Hyperparameter optimization (HPO), characterized by hyperparameter tuning, is not only a critical step for effective modeling but also is the most time-consuming process in machine learning. Traditional search-based algorithms tend to require extensive configuration evaluations for each round to select the desirable hyperparameters during the process, and they are often very inefficient for the implementations on large-scale tasks. In this paper, we study the HPO problem via meta-learning (MtL) approach under the low-rank tensor completion (LRTC) framework. Our proposed approach predicts the performance for hyperparameters of new problems based on their previous performance so that the underlying suitable hyperparameters with better efficiency can be attained. Different from existing approaches, the hyperparameter performance space is instantiated under tensor framework that can preserve the spatial structure and reflect the correlations among the adjacent hyperparameters. When some partial evaluations are available for a new problem, the task of estimating the performance of the unevaluated hyperparameters can be formulated as a tensor completion (TC) problem. Toward the completion purpose, we develop an LRTC algorithm utilizing the sum of nuclear norm (SNN) model. A kernelized version is further developed to capture the nonlinear structure of the performance space. In addition, a corresponding coupled matrix factorization (CMF) algorithm is established to render the predictions solely depend on the meta-features to avoid additional hyperparameter evaluations.
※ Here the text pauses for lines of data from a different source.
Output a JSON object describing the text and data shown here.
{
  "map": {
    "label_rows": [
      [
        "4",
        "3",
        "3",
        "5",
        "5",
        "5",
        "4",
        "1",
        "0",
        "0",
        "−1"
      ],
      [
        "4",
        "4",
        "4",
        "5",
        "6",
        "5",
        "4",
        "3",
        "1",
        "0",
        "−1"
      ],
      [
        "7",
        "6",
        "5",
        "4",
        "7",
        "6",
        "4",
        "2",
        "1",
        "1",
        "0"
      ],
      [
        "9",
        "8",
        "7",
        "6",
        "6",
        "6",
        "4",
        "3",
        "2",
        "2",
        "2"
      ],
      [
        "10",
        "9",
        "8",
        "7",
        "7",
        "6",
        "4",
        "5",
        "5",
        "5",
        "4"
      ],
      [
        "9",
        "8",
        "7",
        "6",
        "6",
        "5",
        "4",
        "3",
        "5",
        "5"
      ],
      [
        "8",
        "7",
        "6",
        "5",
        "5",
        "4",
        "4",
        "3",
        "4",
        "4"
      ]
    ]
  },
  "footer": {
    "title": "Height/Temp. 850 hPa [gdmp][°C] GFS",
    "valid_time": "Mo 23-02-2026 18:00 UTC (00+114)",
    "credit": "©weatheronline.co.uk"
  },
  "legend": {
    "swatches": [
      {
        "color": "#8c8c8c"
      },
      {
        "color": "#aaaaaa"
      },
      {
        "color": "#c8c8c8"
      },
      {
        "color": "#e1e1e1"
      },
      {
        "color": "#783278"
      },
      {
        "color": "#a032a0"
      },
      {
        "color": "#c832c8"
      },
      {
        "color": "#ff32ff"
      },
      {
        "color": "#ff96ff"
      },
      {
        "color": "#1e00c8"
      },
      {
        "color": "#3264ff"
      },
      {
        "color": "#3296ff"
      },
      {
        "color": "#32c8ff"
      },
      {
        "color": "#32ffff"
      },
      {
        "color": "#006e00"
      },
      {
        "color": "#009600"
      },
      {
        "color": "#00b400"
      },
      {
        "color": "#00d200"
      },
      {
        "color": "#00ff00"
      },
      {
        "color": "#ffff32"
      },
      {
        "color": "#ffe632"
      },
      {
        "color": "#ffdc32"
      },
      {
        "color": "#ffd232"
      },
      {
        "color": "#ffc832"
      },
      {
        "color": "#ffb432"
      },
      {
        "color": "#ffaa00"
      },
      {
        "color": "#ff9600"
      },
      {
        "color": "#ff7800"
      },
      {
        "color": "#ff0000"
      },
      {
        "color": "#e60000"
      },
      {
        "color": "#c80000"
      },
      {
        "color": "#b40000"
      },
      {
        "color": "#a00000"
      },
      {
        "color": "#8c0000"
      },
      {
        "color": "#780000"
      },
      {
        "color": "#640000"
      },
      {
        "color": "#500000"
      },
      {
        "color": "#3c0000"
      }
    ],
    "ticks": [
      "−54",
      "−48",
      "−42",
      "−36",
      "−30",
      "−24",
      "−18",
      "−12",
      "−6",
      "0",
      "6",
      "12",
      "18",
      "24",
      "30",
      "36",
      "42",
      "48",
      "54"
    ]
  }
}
Finally, a strategy integrating LRTC and CMF is provided to further enhance the recommendation capacity. We test recommendation performance with our proposed methods for classical SVM and the state-of-the-art deep neural networks such as vision transformer (ViT) and residual network (ResNet), and the obtained results demonstrate the effectiveness of our approaches under various evaluation metrics by comparing with the baselines commonly used for MtL.